HazyResearch / evaporate

This repo contains data and code for the paper "Language Models Enable Simple Systems for Generating Structured Views of Heterogeneous Data Lakes"
480 stars 45 forks source link

running with OpenAI GPT #18

Open raywgs opened 1 year ago

raywgs commented 1 year ago

Hey,

Do I just replace the KEYS with my OpenAI API key for the run.sh to run using gpt-4? Or where do I configure that?

Thanks

simran-arora commented 1 year ago

Yes, you should include your key in the bash script

The keys get pulled in here, when the Manifest objects are being constructed: https://github.com/HazyResearch/evaporate/blob/83204a54dd97fb0f51a01643b4fc16c97fc5e472/evaporate/utils.py#L138

raywgs commented 1 year ago

Hey simran, how do I run evaporate on my own dataset where I don't have a ground truth? I just want to test the performance on my own data that is a list of txt files.

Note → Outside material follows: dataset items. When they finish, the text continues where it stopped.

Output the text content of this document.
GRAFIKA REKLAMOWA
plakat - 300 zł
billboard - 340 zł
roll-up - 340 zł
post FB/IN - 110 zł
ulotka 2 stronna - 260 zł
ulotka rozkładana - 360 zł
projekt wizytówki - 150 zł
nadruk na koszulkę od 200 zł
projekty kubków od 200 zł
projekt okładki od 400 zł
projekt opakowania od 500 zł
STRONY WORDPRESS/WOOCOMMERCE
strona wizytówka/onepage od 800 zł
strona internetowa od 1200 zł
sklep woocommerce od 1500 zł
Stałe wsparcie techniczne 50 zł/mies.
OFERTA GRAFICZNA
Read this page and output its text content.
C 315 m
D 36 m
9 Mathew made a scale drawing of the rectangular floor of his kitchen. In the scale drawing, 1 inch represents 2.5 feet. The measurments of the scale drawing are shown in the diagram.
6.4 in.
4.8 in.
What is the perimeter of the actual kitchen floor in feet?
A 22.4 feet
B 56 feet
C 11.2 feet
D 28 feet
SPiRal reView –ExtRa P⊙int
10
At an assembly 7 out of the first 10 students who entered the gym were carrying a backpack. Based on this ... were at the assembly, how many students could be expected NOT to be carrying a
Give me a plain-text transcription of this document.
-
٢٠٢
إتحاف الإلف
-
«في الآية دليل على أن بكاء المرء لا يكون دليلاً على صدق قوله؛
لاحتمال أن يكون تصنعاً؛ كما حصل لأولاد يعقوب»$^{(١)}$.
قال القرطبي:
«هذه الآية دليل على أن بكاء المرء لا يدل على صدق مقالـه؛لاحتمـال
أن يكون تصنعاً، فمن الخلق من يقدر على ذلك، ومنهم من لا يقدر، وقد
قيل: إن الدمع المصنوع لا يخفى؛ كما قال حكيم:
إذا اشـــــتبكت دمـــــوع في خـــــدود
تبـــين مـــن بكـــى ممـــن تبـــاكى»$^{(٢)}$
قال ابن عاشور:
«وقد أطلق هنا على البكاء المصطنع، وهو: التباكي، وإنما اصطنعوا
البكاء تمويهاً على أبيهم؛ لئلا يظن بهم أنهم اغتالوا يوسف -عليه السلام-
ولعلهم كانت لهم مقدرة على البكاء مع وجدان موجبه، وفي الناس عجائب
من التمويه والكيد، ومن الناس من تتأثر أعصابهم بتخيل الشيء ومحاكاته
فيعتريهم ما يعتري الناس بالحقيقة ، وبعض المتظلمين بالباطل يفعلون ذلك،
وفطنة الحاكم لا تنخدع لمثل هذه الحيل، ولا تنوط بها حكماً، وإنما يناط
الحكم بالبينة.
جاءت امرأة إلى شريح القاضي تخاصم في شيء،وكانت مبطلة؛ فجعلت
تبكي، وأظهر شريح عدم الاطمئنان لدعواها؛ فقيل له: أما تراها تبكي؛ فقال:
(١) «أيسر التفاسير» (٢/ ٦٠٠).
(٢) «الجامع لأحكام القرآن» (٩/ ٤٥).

simran-arora commented 1 year ago

Hi! the gold extractions are used to provide feedback in a couple places in the pipeline.

  1. When the WS label model is being trained. You can just put in a dummy file or modify the code to not perform the scoring. https://github.com/HazyResearch/evaporate/blob/83204a54dd97fb0f51a01643b4fc16c97fc5e472/evaporate/profiler.py#L160
  2. In the run_profiler.py code you can comment out anything that's an evaluation method. For instance: https://github.com/HazyResearch/evaporate/blob/83204a54dd97fb0f51a01643b4fc16c97fc5e472/evaporate/run_profiler.py#L284

Hope that helps!

raywgs commented 1 year ago

So, I can use an empty json file in place for the gold extractions and still have evaporate run normally?